# 6D Pose Estimation

## Set up the project

We will work with a portion of this dataset, which you can find here: https://drive.google.com/drive/folders/19ivHpaKm9dOrr12fzC8IDFczWRPFxho7

In [None]:
# Step 1: Download the dataset (LineMOD)
# Download LineMOD dataset
# create directory structure without errors
!mkdir -p datasets/linemod/
%cd datasets/linemod/

Check working directory

In [None]:
!pwd

In [None]:
# Download DenseFusion Folder (Which includes a portion of the LimeMOD dataset) 
!gdown --folder "https://drive.google.com/drive/folders/19ivHpaKm9dOrr12fzC8IDFczWRPFxho7"

In [None]:
!mkdir -p DenseFusion/
%cd DenseFusion/

In [None]:
!unzip ../Linemod_preprocessed.zip

Install requirements

In [None]:
!pip install -r ../../../requirements.txt

Get working directory

In [None]:
path = !pwd
path = path[0]

In [None]:
import os
import yaml
import torch
import torchvision
import open3d as o3d
import itertools
import shutil
from torch.utils.data import Dataset
from torch import nn, optim
from PIL import Image
import torchvision.transforms as transforms
import matplotlib.pyplot as plt
import numpy as np
import plotly.graph_objects as go
from sklearn.model_selection import train_test_split
from torch.utils.data import DataLoader
import matplotlib.pyplot as plt
import matplotlib.patches as patches

IMG_WIDTH = 640
IMG_HEIGHT = 480

## Data Exploration

Load an image

In [None]:
img_path = f"{path}/Linemod_preprocessed/data/01/rgb/0000.png"
img = Image.open(img_path).convert("RGB")
plt.imshow(img)
plt.show()

In [None]:
class CustomDataset(Dataset): # used to load and preprocess data
    def __init__(self, dataset_root, split='train', train_ratio=0.7, seed=42):
        """
        Args:
            dataset_root (str): Path to the dataset directory.
            split (str): 'train', 'validation' or 'test'.
            train_ratio (float): Percentage of data used for training (default 70%).
            seed (int): Random seed for reproducibility.
        """
        self.dataset_root = dataset_root
        self.split = split
        self.train_ratio = train_ratio
        self.seed = seed

        # Get list of all samples (folder_id, sample_id)
        self.samples = self.get_all_samples()

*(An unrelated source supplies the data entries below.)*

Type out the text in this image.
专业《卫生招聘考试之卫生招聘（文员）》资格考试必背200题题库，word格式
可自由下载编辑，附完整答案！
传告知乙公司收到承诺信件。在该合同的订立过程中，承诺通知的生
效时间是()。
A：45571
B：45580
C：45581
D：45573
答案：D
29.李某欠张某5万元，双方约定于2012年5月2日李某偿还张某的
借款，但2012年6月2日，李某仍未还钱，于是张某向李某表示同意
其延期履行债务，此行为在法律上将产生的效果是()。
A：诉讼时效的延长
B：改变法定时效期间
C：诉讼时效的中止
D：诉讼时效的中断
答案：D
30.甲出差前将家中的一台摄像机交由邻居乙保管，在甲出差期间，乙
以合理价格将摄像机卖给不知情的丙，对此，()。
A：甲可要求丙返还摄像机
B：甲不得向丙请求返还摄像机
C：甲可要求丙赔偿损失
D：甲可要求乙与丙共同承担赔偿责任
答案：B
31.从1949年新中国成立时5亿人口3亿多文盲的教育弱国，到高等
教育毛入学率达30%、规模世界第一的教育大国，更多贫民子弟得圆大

        # Check if samples were found
        if not self.samples:
            raise ValueError(f"No samples found in {self.dataset_root}. Check the dataset path and structure.")

        # Split into training and validation+test sets
        labels = [el[0] for el in self.samples]
        self.train_samples, self.val_test_samples = train_test_split(
            self.samples, train_size=self.train_ratio, random_state=self.seed, stratify=labels
        )

        # split validation+test set (by default 30% of the original dataset) into validation and test sets
        labels = [el[0] for el in self.val_test_samples]
        self.val_samples, self.test_samples = train_test_split(self.val_test_samples, train_size=0.5, random_state=self.seed, stratify=labels)

        # Select the appropriate split
        if split == "train":
            self.samples = self.train_samples
        elif split == "validation":
            self.samples = self.val_samples
        else:
            self.samples = self.test_samples

        # Define image transformations
        self.transform = transforms.Compose([
            transforms.ToTensor(),
        ])

    def get_samples_id(self):
        return self.samples

    def get_all_samples(self):
        """Retrieve the list of all available sample indices from all folders."""
        samples = []
        for folder_id in range(1, 16):  # Assuming folders are named 01 to 15
            folder_path = os.path.join(self.dataset_root, 'data', f"{folder_id:02d}", "rgb")
            #print(folder_path)
            if os.path.exists(folder_path):
                # get id of the images
                sample_ids = sorted([int(f.split('.')[0]) for f in os.listdir(folder_path) if f.endswith('.png')])
                samples.extend([(folder_id, sid) for sid in sample_ids])  # Store (folder_id, sample_id)
        return samples
    
    def load_config(self, folder_id):
        """Load YAML configuration files for camera intrinsics and object info for a specific folder."""
        camera_intrinsics_path = os.path.join(self.dataset_root, 'data', f"{folder_id:02d}", 'info.yml')
        objects_info_path = os.path.join(self.dataset_root, 'models', f"models_info.yml")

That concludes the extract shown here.